Earlier on, I noticed that I had a huge gripe with all of the seemingly superfluous characters who came and went, dropping like flies. Among them: fake Amanda Clarke, Victoria's other son Patrick, and Daniel's love interest, Sara. The list goes on. It was like a revolving door of characters who stretched the plot too thin and summarily exited stage right. But, somewhere in the third season — I can't put my finger on exactly where — the show simply got a lot better. The reason: Emily Thorne and Victoria Grayson.

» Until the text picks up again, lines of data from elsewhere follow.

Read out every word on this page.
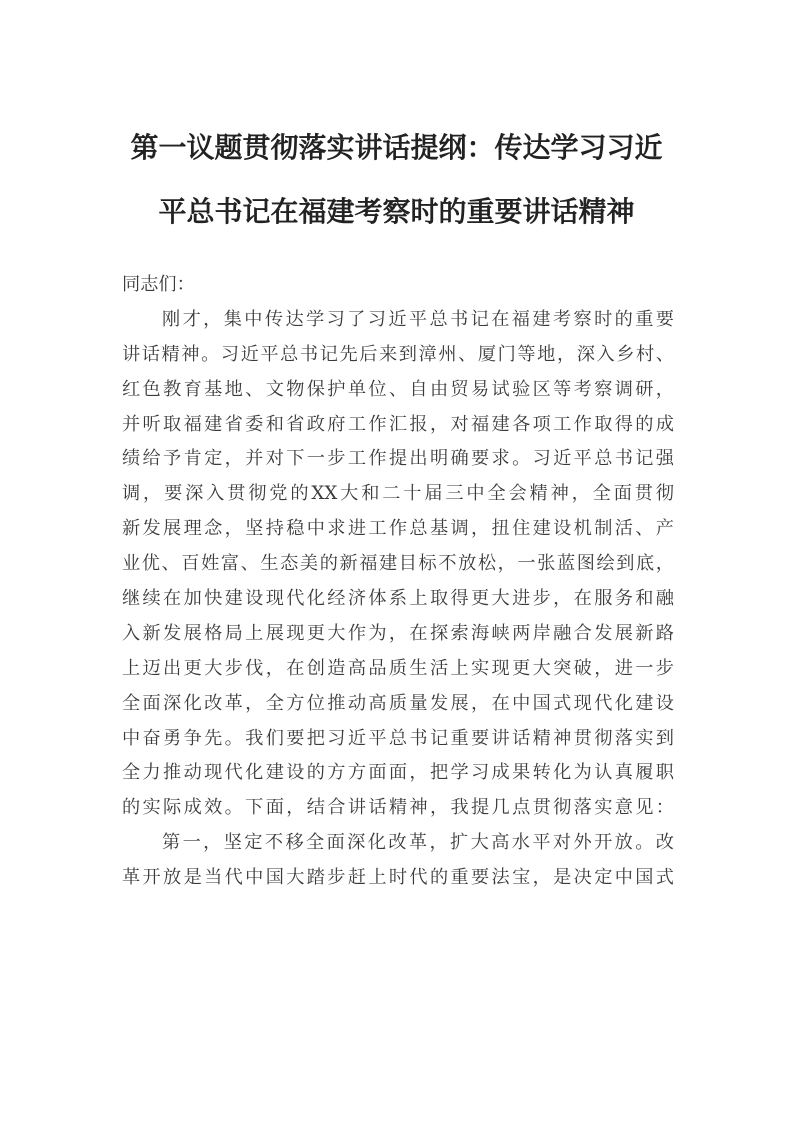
第一议题贯彻落实讲话提纲：传达学习习近
平总书记在福建考察时的重要讲话精神
同志们：
刚才，集中传达学习了习近平总书记在福建考察时的重要
讲话精神。习近平总书记先后来到漳州、厦门等地，深入乡村、
红色教育基地、文物保护单位、自由贸易试验区等考察调研，
并听取福建省委和省政府工作汇报，对福建各项工作取得的成
绩给予肯定，并对下一步工作提出明确要求。习近平总书记强
调，要深入贯彻党的XX大和二十届三中全会精神，全面贯彻
新发展理念，坚持稳中求进工作总基调，扭住建设机制活、产
业优、百姓富、生态美的新福建目标不放松，一张蓝图绘到底，
继续在加快建设现代化经济体系上取得更大进步，在服务和融
入新发展格局上展现更大作为，在探索海峡两岸融合发展新路
上迈出更大步伐，在创造高品质生活上实现更大突破，进一步
全面深化改革，全方位推动高质量发展，在中国式现代化建设
中奋勇争先。我们要把习近平总书记重要讲话精神贯彻落实到
全力推动现代化建设的方方面面，把学习成果转化为认真履职
的实际成效。下面，结合讲话精神，我提几点贯彻落实意见：
第一，坚定不移全面深化改革，扩大高水平对外开放。改
革开放是当代中国大踏步赶上时代的重要法宝，是决定中国式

The tension between the two, of course, has been mounting since day one. But, now that Victoria knows Emily's real identity -- as well as her plan for revenge -- their storyline has become a nail-biter. How will Victoria expose her, and when will she do it? How far will she go to take down Emily, and vice versa? And, geez, how many more people are going to die in the crossfire?
The season three finale, which aired last Sunday, cemented my love for the two characters and their no-holds-barred, to-the-bitter-end mentalities toward each other. Victoria strangling Aiden and placing his dead body on Emily's couch was her boldest move yet -- a simultaneously morbid and entirely sad moment. But, then Emily gets her poetic justice by committing Victoria to a mental institution (coming full circle since Victoria committed Emily's mother, Kara, decades before). Ah, the beauty of a satisfying season finale, and a terrific cliffhanger to lead into the next. Thanks to Emily and Victoria, you better believe I'll be tuning in for season four.
As for how David Clarke's arguably off-the-deep-end return might play into Emily and Victoria's dynamic? Well, that's a whole 'nother can of worms.